Irgendwie schafften wir es dennoch bis auf den Sielmmacohkka. Die Anspannung bis dort hinauf war ein steter Be­gleiter. Es war ein bitteres Ende für eine so bemerkenswerte Leistung. Alles, was ich wollte, war, den Moment wirken zu lassen, die Frustration der Gruppe beiseitezuschieben und einfach zu genießen, was wir erreicht hatten. Kurz nach uns erreichte eine geführte Gruppe den Gipfel. Ich glaube nicht, dass sie unsere gereizte Stimmung bemerkten.

Einige der Tourengeher hatten unser Abenteuer über die sozialen Medien mitverfolgt und waren dementsprechend aufgeregt, diesen Moment des Erfolgs mit uns teilen zu dürfen.

Es war eine bizarre Situation, so genervt und glücklich zugleich zu sein.

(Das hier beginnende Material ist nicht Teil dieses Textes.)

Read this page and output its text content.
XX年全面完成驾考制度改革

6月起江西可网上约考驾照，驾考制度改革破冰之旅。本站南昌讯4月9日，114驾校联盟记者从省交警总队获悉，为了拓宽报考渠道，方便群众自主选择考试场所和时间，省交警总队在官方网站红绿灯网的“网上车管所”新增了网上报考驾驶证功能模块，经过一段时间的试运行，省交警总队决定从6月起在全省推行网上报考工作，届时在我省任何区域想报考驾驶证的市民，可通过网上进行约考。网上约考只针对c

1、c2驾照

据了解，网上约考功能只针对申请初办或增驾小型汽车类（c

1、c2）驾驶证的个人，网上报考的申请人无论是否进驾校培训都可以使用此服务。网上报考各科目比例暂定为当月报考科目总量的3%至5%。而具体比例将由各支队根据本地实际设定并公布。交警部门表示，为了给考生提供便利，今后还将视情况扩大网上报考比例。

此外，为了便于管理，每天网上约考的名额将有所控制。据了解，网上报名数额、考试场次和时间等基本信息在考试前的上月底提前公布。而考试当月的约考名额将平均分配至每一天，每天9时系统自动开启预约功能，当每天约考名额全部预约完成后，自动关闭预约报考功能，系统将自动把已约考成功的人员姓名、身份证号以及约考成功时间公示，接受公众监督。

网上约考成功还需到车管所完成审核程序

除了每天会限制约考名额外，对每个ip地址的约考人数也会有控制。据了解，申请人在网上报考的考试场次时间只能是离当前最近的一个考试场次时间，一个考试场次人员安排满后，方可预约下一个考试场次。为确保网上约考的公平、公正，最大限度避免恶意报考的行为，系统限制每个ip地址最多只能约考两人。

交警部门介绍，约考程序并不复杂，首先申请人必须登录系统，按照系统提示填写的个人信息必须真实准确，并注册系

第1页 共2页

Beim Abstieg schien sich der Stress von Erin und Benj zu legen, als wir aus den Wolken herauskamen. Natürlich durften wir es wegen der schwierig einzuschätzenden Lawinensituation nicht übertreiben. Wir bemerkten jedoch, dass die Sonne der letzten Tage das Risiko eines Schneebretts deutlich minimiert hatte. Die Bedingungen waren also perfekt und wir durften in frischem Powder surfen. Für einen kurzen Moment war alles in Ordnung. Nach Hunderten von zurückgelegten Kilometern mit zahlreichen Blasen, schmerzenden Knochenspornen, täglichem Muskelkater, gefriergetrockneten Mahlzeiten und dem nicht enden wollenden Stress wurden wir endlich mit frischem Pulverschnee belohnt.

Als wir wieder in Nallostugan ankamen, war es an der Zeit, die Schlitten zu bepacken und das Tal hinunter nach Vistas­stugan zu fahren. Wir hatten von einigen Motorschlittenfahrern, die in dieser Gegend arbeiten, gehört, dass die Schneedecke inzwischen geschmolzen und diese Route nicht mehr benutzbar wäre. Wir hatten die Befürchtung, dass selbst für uns mit unseren leichten Schlitten der Marsch kompliziert werden könnte. Es machte also nur Sinn, sofort so viel Strecke wie möglich zurückzulegen, solange die Temperaturen noch niedrig waren.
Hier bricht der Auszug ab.